宿命のライバル。


仕事で知り合った、ある男性の友達に、
「あなたには宿命のライバルはいるか?」と尋ねてみたら、
「いる」と答えた。
実は、私にもそうした、宿命のライバルがいる。

それは、小学校のときから、同じクラスだった女の子だったり、
中学校は中学校でライバルがいたし、
文学の世界には文学でのライバルがいた。
そして、そのライバル関係が、学校卒業と同時に自然に消えてしまうこともあるけれど、なんとなく、一生のライバルになっている場合もある。
人生を生きてくると、その人生が長くなった分だけ、
ライバルとの数々の戦いの日々が、長くなってくる。

ついこの間であるが、冬季オリンピックで、
日本の女子フィギュアスケートの浅田選手と、
韓国のスケート選手のキム・ヨナさんが、
これも宿命のライバル、と評されていて、
私は、「真央ちゃん、負けるな!」という気持ちで応援していた。

ところが、やはりこの対決に関して、
「なんで真央ちゃんばかり応援するの?」
「ちがう国だからといって、別に敵でもないし、
けんかする必要なんてないんじゃないの?」
「みんな仲良くすればいいじゃないの」
という声が、相変わらず聞こえるのである。

私は、最近、女性からはともかく、男性からも言われているのだが、
「どうしてそんなにけんか好きなのか?」
「どうしてそんなにけんかが強いのか?」
そして、「世の中ではいじめ問題が深刻化しているが、
もしかするとあなたは、いじめる側なんじゃないのか?」
とまで、
と言われてしまうのである。

そういえば、アメリカともけんかしたし、
中国ともロシアとも韓国とも、かなりけんかしたような気がする。

しかし、私の考えというか、感覚のなかでは、
ライバルというのは、あくまで好敵手、である。
ライバルがいるから、向上も成長もある。
このごろの運動会では、一等賞もびりっけつもなく、
みんなが一等賞だというが、解せない話である。
そんな横並びの精神が、いったいどこから出てきたのだろうか。

私が思うには、横並びの精神というのは、
女性の特質だという話である。
なんでも、最新の脳科学によると、女性の脳と、男性の脳は、
構造がちがうのだそうである。
それで、女性は生まれつき、横ならびの女性社会を組み立てるのだそうだ。
逆に、男性は、縦並びの社会を構成する傾向があるそうである。

男性の縦並びの社会というのは、いわゆる、上下関係のある、
ピラミッド社会であるが、
これは、差別でもなんでもなくて、
社会を構成する、組織体の問題である。
おおぜいの人が群になって同じ行動をするときに、
指揮系統というものは、やはり必要なのではないだろうか。

そのときに、上にたって指示する役になるか、
それとも、下にたって、指示を受ける役になるか、
これが、組織体である。
上になるか下になるか、どちらかであって、
横並び、ということはないわけだ。

それでも、人間としての尊厳は同じ価値であることには、
変わりはないと思う。

この上下関係、組織体が、男性社会である。
男性たちは、自然に、生まれついたままに、
この上下関係を作って、どちらが上かどちらが下か、
ほんの30分もふたりで一緒にいれば、
すぐに決まるのだそうである。

こうした男性社会の仕組みが、世の中全体を動かしているわけであるが、
その男性社会のなかで、女性たちがどのように、仕事をしていけるのか、
これは、大切な問題である。
すでに出来上がってしまっている、上下関係とピラミッド状態である男性社会のなかで、この社会を、横並びの女性社会に、変革してしまおう、という試みは、成功したという話をいまだかつて、聞いたことがない。
やはり、出来上がっている男性社会のなかで、自分が、上下という立場のなかを、生きていくしかない、と思うのである。

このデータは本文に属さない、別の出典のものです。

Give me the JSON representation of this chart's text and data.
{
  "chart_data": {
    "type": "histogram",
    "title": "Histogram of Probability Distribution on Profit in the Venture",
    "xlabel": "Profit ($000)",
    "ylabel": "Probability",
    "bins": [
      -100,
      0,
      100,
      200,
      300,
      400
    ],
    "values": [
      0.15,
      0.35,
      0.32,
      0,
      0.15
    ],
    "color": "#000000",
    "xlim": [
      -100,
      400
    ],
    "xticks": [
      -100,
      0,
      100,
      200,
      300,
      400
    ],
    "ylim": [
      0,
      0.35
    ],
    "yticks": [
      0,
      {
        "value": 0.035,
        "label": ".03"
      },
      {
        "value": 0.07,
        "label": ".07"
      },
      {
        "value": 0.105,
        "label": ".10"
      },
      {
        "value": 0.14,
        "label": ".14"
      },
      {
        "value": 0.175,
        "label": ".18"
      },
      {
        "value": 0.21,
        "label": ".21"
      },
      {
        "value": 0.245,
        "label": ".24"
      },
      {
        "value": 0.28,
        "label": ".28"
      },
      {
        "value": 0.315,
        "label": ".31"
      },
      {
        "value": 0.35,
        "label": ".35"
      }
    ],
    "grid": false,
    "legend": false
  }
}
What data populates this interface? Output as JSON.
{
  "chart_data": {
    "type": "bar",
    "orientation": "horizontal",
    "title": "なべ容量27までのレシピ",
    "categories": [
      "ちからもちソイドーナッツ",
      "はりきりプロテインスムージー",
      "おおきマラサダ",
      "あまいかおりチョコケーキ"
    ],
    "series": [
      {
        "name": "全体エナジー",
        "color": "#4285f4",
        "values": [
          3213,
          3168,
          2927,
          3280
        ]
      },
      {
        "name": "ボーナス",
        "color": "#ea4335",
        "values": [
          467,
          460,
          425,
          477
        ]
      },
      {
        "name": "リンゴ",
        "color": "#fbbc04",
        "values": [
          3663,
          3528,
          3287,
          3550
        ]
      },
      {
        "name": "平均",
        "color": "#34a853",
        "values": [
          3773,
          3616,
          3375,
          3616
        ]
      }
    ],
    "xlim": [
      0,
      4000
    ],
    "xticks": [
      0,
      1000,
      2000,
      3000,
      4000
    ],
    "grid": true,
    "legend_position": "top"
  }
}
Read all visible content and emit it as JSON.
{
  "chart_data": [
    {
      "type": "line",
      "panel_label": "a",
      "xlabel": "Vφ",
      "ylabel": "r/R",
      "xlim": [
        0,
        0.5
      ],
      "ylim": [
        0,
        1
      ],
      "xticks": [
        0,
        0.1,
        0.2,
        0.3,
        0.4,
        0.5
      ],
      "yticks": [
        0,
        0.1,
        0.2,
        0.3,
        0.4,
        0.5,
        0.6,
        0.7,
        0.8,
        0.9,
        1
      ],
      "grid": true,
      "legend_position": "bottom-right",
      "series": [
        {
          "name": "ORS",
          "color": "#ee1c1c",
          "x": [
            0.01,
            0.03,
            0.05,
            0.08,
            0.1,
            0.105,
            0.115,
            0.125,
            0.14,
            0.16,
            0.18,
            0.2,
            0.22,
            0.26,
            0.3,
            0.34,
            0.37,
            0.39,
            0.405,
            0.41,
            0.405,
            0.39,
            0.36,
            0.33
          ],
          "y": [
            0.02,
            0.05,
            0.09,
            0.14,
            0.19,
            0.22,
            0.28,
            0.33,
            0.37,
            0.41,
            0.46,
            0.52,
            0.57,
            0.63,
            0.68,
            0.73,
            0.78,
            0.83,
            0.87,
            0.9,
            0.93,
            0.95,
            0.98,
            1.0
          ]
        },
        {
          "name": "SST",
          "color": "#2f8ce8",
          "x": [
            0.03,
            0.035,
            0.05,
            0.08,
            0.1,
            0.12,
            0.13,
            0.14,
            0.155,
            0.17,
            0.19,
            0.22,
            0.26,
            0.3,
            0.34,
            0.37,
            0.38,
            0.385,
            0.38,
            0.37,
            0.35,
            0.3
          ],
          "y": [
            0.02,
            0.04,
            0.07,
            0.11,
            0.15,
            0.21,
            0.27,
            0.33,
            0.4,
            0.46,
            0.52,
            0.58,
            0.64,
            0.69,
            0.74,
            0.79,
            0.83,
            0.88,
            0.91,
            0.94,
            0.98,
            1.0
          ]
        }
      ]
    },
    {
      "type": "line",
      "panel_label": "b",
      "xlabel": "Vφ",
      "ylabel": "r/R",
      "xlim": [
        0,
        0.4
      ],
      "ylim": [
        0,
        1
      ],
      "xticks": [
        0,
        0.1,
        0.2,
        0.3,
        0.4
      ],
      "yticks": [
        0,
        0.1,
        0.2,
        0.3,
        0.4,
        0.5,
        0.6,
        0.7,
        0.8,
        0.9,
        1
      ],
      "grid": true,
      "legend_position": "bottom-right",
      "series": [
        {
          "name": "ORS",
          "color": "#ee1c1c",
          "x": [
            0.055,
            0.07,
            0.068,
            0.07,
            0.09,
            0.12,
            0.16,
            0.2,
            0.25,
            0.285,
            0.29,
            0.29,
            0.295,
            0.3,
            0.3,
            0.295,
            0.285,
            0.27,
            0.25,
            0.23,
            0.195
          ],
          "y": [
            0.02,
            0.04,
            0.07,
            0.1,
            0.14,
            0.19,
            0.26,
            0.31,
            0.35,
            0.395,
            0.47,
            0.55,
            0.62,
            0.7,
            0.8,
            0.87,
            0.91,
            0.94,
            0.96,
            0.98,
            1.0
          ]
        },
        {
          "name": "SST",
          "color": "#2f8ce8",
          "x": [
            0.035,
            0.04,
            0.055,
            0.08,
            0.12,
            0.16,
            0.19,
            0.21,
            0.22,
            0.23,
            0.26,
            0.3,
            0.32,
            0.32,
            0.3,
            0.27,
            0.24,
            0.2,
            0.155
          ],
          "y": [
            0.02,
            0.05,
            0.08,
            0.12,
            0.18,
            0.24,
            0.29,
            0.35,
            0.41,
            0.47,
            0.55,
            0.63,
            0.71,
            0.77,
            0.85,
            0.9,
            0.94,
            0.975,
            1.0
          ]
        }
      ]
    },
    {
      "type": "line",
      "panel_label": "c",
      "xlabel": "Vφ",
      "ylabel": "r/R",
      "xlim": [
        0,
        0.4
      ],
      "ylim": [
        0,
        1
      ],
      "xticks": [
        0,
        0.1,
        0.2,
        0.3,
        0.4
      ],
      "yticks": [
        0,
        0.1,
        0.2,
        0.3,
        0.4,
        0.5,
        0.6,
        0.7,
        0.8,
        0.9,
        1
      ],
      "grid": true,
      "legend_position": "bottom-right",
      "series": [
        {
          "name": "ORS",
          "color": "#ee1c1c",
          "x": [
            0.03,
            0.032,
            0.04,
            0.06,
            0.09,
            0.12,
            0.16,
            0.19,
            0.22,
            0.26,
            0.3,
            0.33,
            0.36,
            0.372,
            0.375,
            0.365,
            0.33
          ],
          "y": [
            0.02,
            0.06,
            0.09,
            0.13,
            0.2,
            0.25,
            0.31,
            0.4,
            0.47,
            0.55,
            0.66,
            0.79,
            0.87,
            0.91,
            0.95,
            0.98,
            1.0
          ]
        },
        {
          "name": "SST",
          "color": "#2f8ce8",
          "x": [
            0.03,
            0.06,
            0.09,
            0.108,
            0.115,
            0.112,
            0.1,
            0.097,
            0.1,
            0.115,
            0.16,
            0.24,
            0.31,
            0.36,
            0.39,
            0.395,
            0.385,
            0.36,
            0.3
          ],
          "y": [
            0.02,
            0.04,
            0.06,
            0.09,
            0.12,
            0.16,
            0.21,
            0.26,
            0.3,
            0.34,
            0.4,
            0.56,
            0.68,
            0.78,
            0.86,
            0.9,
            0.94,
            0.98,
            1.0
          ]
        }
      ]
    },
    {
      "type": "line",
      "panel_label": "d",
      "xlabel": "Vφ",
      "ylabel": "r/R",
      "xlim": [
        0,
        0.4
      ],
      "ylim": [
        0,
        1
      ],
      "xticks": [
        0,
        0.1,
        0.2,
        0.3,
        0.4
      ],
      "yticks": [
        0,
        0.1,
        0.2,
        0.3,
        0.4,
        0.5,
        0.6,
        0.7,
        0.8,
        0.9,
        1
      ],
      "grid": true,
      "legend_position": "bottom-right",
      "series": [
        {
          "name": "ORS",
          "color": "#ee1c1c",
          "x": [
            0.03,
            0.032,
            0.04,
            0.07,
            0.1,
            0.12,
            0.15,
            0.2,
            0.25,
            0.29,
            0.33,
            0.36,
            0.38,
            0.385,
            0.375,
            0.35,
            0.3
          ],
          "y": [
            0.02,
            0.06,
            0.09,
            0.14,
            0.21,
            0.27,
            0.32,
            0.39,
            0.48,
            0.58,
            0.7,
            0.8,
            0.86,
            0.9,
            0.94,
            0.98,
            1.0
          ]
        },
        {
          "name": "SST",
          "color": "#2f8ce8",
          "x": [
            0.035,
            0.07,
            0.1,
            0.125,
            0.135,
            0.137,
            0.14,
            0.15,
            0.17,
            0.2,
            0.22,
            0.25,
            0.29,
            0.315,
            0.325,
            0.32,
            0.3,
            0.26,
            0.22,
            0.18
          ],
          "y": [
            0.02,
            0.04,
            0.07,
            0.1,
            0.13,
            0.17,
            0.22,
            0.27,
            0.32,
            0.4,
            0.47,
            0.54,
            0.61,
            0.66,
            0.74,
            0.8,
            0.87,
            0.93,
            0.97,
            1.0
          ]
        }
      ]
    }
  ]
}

そのときに、大事になるのが、「どちらが上でどちらが下か」という問題である。
それを決定するための儀式的決闘は、別に、けんかでもなければいじめでもない。
正当な人間関係である。
上にならなければ、下になってしまう。
上下があるのなら、下よりも上のほうがいいに決まっている。

横並びの社会は、女性同士でしていればいいことだと思う。
それに、やはり、「好敵手」であるライバルがいて、
必死で戦うことは、とても楽しい。
生きていて一番楽しいことは、自分が向上していくときの、
息を切らすようなギリギリの苦しい呼吸であるかもしれない。
そして、成長するための苦しみというのは、
人生の充実の喜びとイコールである。

私は、楽な人生は、生きたくない。
気楽で仲良しというのもよいのだけれど、
走って走って、息が苦しくて、見上げれば空が青くて、
風が通っていく、そういう人生を生きていきたい。

宿命のライバルは、そうした人生をいやおうなくせまってくる。
大事な人生を、けんか腰と言われてもいいから、
元気よく生きていきたいのである。